It’s Groundhog Day in the NBA.
For the fourth straight season, NBA fans will see the Golden State Warriors and Cleveland Cavaliers dueling for the title, the first time two teams have met in the championship for four straight years.
Some fans will complain that we’ve seen this movie before, but that doesn’t make it any less intriguing. There’s always the possibility of some unexpected plot twist, which is highly likely with the experience and expertise that LeBron James, Kevin Durant, Steph Curry and Klay Thompson bring.
We know — well, we think — the Cavs can win, as they did in 2016. We assume the Warriors will win, as they’ve done two of the last three years. Golden State is the overwhelming favorite once again, amid some casual fans reaching for the remote to tune out before another episode of Warriors-Cavs.
But this is what most experts thought we’d see since the beginning of the season: The same thing we saw at the end of last year.
It’s the road to get there that has been most interesting.
Both the Cavs and Warriors needed wins in Games 6 and 7 in their series to make it back to the rematch. James had to have yet another virtuoso performance to get this newly constructed cast of Cavs past the Celtics. The Warriors got something of a boost with Rockets guard Chris Paul missing the final two games of the Western Conference Finals because of an injury.

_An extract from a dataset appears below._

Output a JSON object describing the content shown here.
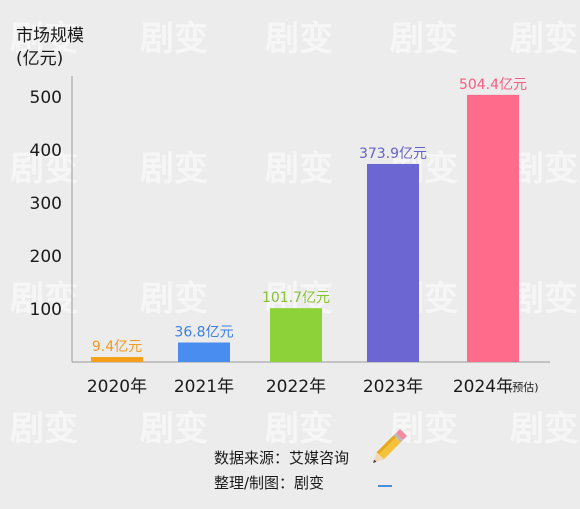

And here we are again, with the LeBron backers looking for another piece of ammo in the discussion of the greatest of all time. The Warriors fans, likewise, are looking to erase the what-if conversation of what could have been if the Rockets hadn’t imploded in Monday’s series finale.
There’s still plenty of intrigue in the series.
Even though the Finals ended up with the same two teams for the fourth straight year, don’t lose sight of the treat everyone got: some gripping, high-level basketball in each of the conference finals. Even in the midst of the Rockets’ abhorrent shooting that allowed the Warriors to rally in the third quarter Monday, it still took some amazing play by Durant, Curry and Thompson to get them there.
The Warriors showed that they’re always must-see TV in overcoming double-digit deficits in the last two games to get two wins that might shine a new light on their legacy. James is back in the Finals with a bunch of misfit Cavs, even without Kyrie Irving and without the injured Kevin Love in Game 7.
Would another title in this imbalanced Finals give more credence to the suggestion that James is reaching the level of Michael Jordan's greatness? No.
Does it mean that James is really good? Absolutely. Look at that as part of the motivation to watch, more than any foolish comparison to Jordan. It doesn’t matter now — and won’t matter later, no matter how many titles James eventually wins. Abandon the cross-generational comparisons and focus on the excellence that James is exhibiting now, as the greatest of his era — and that’s good enough.
For those who wanted to see either Houston or Boston — or both — in the Finals, there’s still some upside for both teams. The Celtics will get Gordon Hayward and Irving back from injuries next year and James will be a year older, possibly in position to fold before a potential fifth iteration against the Warriors.
The Rockets still could be a threat in the West for years to come and showed that the Warriors aren’t infallible.
So, as everyone preps for another go between the Warriors and Cavs, understand that’s it’s not just the same old Finals — no matter what the result is.
All games on ABC
Thursday: Cleveland at Golden State, 9 p.m.
Sunday: Cleveland at Golden State, 8 p.m.
Wednesday, June 6: Golden State at Cleveland, 9 p.m.
Friday, June 8: Golden State at Cleveland, 9 p.m.
x-Monday, June 11: Cleveland at Golden State, 9 p.m.
x-Thursday, June 14: Golden State at Cleveland, 9 p.m.
x-Sunday, June 17: Cleveland at Golden State, 8 p.m.